2. You need to know your storage and where you are moving the data. Some arrays will allow data exchanges to occur effortlessly, while others require storage targets to be from the same vendor as the arrays on which data was first stored. With some arrays, vendors use "open APIs" to allow any application to write data to the array, but implement "closed APIs" to restrict your ability to move data off the spindles to another array. Make sure you understand the capabilities and restrictions of each target array in your HSM scheme.
3. Model, simulate and experiment. There are HSM software packages that can be used for a period of time without charge and that provide the means to test your HSM scheme. Use these to set up a test HSM environment before you go live. Absent this advance work, you run the risk of moving files to a lower tier, filling up the space they once occupied on an upper tier, and then discovering that to run a critical year-end report, you need to promote the data back to the tier you demoted it from but lack the space. To prevent tiers of storage from becoming "tears of storage," be patient and test everything.
The real challenge of tiered storage: Getting the terms straight
In the final analysis, and hybrid technologies aside, storage tiering is a widely used term with little probative value. In some cases, it is described as a strategy for cutting down on capacity demand or for delivering capacity allocation efficiency.
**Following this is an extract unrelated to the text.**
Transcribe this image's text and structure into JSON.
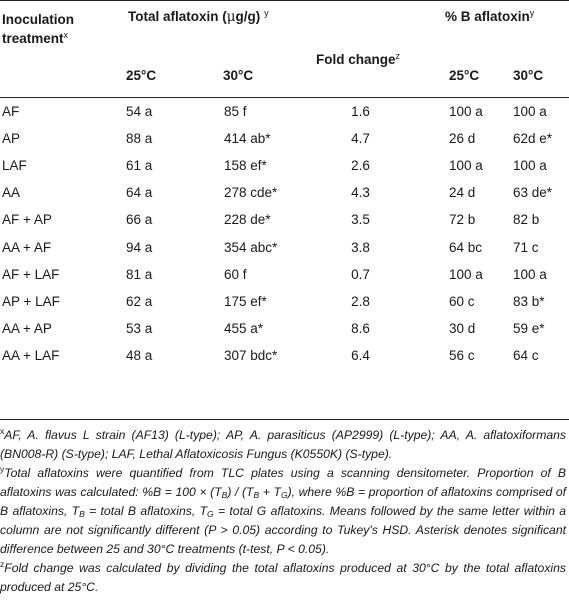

Technically speaking, a tiered storage model does neither. While moving data to lower tiers might free up space for new data on the tiers above, this is not the central purpose of storage tiering. Rather, tiering strives to place storage on a tier that makes the most sense from the standpoint of a business-savvy mixture of data access frequency and media cost. As such, its intention is to deliver utilization efficiency, rather than allocation efficiency.
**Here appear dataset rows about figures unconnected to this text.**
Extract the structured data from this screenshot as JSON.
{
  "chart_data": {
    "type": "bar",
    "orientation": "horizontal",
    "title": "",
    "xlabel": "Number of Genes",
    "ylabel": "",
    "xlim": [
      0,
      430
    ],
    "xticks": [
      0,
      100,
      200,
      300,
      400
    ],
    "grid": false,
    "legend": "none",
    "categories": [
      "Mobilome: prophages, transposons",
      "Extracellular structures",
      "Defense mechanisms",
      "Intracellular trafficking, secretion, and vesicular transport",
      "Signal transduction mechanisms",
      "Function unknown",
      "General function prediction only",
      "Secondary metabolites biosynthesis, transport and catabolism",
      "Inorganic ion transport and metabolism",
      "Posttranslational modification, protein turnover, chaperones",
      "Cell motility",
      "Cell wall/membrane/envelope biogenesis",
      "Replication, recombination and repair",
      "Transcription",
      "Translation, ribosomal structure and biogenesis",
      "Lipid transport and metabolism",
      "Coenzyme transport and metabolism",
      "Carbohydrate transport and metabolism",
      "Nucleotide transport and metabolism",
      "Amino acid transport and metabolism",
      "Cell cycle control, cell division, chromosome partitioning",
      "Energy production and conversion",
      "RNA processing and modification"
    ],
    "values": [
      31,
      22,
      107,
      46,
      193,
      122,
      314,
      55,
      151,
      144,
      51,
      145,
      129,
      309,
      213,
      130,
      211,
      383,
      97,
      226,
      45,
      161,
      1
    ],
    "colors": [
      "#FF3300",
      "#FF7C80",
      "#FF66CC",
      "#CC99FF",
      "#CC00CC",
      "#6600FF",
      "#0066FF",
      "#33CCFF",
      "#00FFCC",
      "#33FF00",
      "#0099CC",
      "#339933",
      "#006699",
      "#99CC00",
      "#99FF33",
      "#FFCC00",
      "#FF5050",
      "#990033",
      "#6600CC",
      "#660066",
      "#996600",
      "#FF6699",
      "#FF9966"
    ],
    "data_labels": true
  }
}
Other vendors, by contrast, describe storage tiering as archiving, which is misleading. Data moves in an HSM scheme from faster tiers to slower ones based on access frequency. Archives typically comprise data sets that are grouped together based on business criteria rather than simple access frequency. Using information lifecycle management policies, which consider the business context of data, may produce a proper archive; HSM does not.
It is worth mentioning that the arrival of IBM's Linear Tape File System (LTFS) is upping the interest in using a tiered storage model. For files, which comprise more than half of the new data being created and stored today, a tape-based filestore leveraging a tape library front-ended by an LTFS-enabled server can provide an ultra-high-capacity storage platform with a significantly lower cost of ownership than a disk array. Considering that the re-reference rates of user files tend to drop precipitously following 10 days to 30 days of creation, moving older files to a tape repository that acts like a NAS platform may make considerable sense.
While advocates of LTFS include a group with the name Active Archive Alliance, the truth is that LTFS tape is about storage tiering and capacity utilization efficiency measured by access frequency. With the arrival of LTFS file storage, storage tiering may be ready to begin delivering on its long-promised business value case.